Peo in Interest of WW
24CA1036
Colo. Ct. App.May 22, 2025Background
- The Larimer County Department of Human Services filed a dependency and neglect petition regarding W.W. and C.W., alleging that their father, J.W., had sexually abused C.W. and physically abused both children.
- J.W. stipulated to a “no-fault” adjudication and agreed to a treatment plan which required, among other things, a psychological evaluation with a sexual abuse focus.
- The parties could not agree on an evaluator, so the juvenile court appointed Dr. Bartels; J.W. refused to participate in her evaluation, instead obtaining his own evaluations.
- Over the course of three years, J.W. failed to progress in the treatment plan, especially in rebuilding relationships and demonstrating adequate parental improvements, leading to a motion to terminate parental rights.
- The juvenile court terminated J.W.'s parental rights after a multi-day hearing, finding the treatment plan was appropriate, J.W. was unfit, and no less drastic alternative to termination existed.
Issues
| Issue | J.W.'s Argument | People/Department's Argument | Held |
|---|---|---|---|
| Appropriateness of Treatment Plan | Plan as implemented was improper due to SOMB evaluator and planned use of specific assessment tool (LOOK) | Evaluator and tools did not violate stipulation or require SOMB standards/admissions; plan was appropriate | Treatment plan, as implemented, was appropriate |
| Requirement to Complete SOMB Evaluation | Cannot be required to do SOMB/psychosexual eval without conviction | Plan didn’t require actual SOMB evaluation or admission, only a psychological evaluation with sexual focus | No violation; plan did not require SOMB evaluation |
| Unfitness Finding | Court did not properly specify unfitness or consider all statutory bases | Sufficient evidence of failure to provide reasonable parental care; persistent lack of progress and failure to engage | Unfitness finding sufficient and supported by record |
| Less Drastic Alternatives | Alternatives like APR to mother or modified plan should have been chosen | Children required permanency; APR or alternative plans not viable or in children’s best interest | No viable less drastic alternative; termination affirmed |
Key Cases Cited
- People in Interest of D.P., 160 P.3d 351 (Colo. App. 2007) (A treatment plan is not inappropriate just because it is unsuccessful.)

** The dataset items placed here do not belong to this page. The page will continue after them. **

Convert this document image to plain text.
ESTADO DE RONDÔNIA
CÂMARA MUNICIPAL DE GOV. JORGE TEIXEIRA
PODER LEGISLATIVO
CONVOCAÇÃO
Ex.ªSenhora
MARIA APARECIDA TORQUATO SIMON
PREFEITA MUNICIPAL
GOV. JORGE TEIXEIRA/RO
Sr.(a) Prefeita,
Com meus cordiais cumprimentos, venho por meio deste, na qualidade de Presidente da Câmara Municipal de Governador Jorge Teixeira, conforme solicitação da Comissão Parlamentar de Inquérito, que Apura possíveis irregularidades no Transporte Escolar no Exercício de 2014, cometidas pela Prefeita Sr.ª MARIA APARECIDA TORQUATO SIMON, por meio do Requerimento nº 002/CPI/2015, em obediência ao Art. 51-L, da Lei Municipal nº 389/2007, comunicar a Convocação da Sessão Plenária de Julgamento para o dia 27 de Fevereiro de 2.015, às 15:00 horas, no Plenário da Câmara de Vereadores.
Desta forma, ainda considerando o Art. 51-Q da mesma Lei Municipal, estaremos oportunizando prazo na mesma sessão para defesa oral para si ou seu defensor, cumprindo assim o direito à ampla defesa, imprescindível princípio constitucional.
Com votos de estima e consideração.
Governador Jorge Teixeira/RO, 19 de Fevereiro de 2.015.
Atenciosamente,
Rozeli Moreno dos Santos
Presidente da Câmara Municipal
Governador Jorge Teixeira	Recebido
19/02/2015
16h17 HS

- People in Interest of B.C., 122 P.3d 1067 (Colo. App. 2005) (Appropriateness of treatment plan must be assessed at time of approval.)
- People in Interest of C.L.S., 934 P.2d 851 (Colo. App. 1996) (Juvenile court may address material barriers to reunification, even if not basis of adjudication.)
- People in Interest of A.J., 143 P.3d 1143 (Colo. App. 2006) (Defines reasonable parental care in termination context.)
- People in Interest of J.M.B., 60 P.3d 790 (Colo. App. 2002) (Adequacy of findings reviewed in context of statutory criteria.)